Analyse
DK senkt Infineon-Kursziel auf 11 Euro

Dresdner Kleinwort (DK) hat das Kursziel für die Infineon-Aktie von zwölf auf 11 Euro gekappt.

dpa-afx LONDON. Dresdner Kleinwort (DK) hat das Kursziel für die Infineon-Aktie von zwölf auf 11 Euro gekappt. Die Analysten begründeten dies mit den "enttäuschenden" Neuigkeiten zum den an diesem Mittwoch geplanten New Yorker Börsengang der Speicherchip-Tochter Qimonda, der niedriger bewertet werde als geplant. Aber die Unsicherheit bezüglich des Börsengangs sei nun beseitigt. Die Infineon-Aktie dürfte wieder steigen, wenn der Halbleiter-Hersteller in seinem verbleibenden Kerngeschäft Logikchips einen Aufschwung erlebe. DK bekräftigte die Anlageempfehlung "Buy" für den Dax -Titel.

Die Experten nannten Qimondas Börsengang "enttäuschend". Die Nachfrage nach den Aktienzertifikaten, die an der New Yorker Börse gelistet werden sollen, sei schwach. Daher gebe Infineon die Titel nun zu je 13 Dollar aus und damit deutlich unter der zuvor festgelegten Preisspanne von 16 bis 18 Dollar. Außerdem würden lediglich 42 Mill. Aktienzertifikate platziert statt der bisher geplanten 63 Millionen. Auch die Mehrzuteilungsoption falle mit 6,3 Mill. Stück niedriger aus als ursprünglich angestrebt (9,45 Mill. Titel).
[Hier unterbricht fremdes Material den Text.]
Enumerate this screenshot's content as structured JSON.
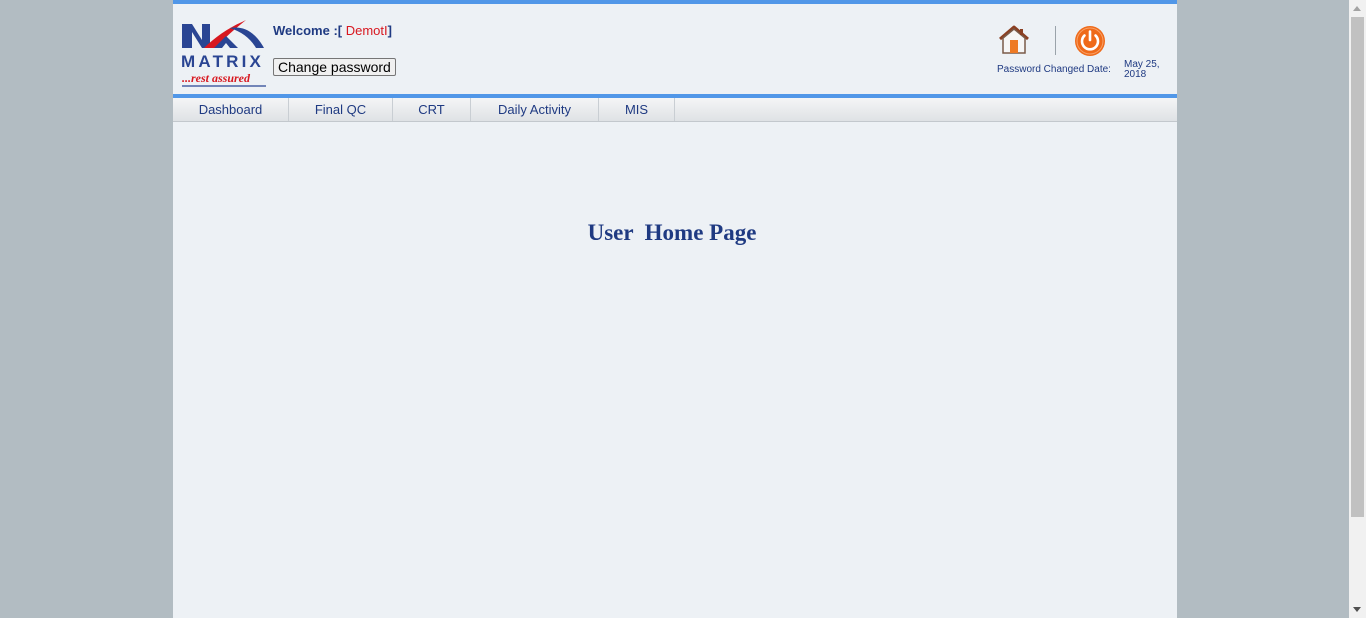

"Trotz des schwachen Börsengangs glauben wir, dass das Management gut gehandelt hat, die Notierung nicht zu verschieben", schrieben die Experten. "Das Geld aus dem Börsengang ist mittelfristig nicht so wichtig für beide Unternehmen und der Listingpreis gibt die Gelegenheit, mehr zu erlösen oder zu verkaufen."

Wichtiger sei, dass Qimondas Ausgabepreis auch Rückschlüsse auf die Bewertung des Logikchip-Geschäfts von Infineon zulasse. Es sei im Vergleich mit der weltweiten Spitzengruppe am niedrigsten bewertet. Konkurrenten wie Stmicroelectronics , Freescale oder die Halbleiter-Sparte von Philips würden teils deutlich höher bewertet. "Wir rechnen damit, dass das Logikgeschäft in den nächsten Quartalen in die Gewinnzone zurückkehrt", schrieben die Analysten.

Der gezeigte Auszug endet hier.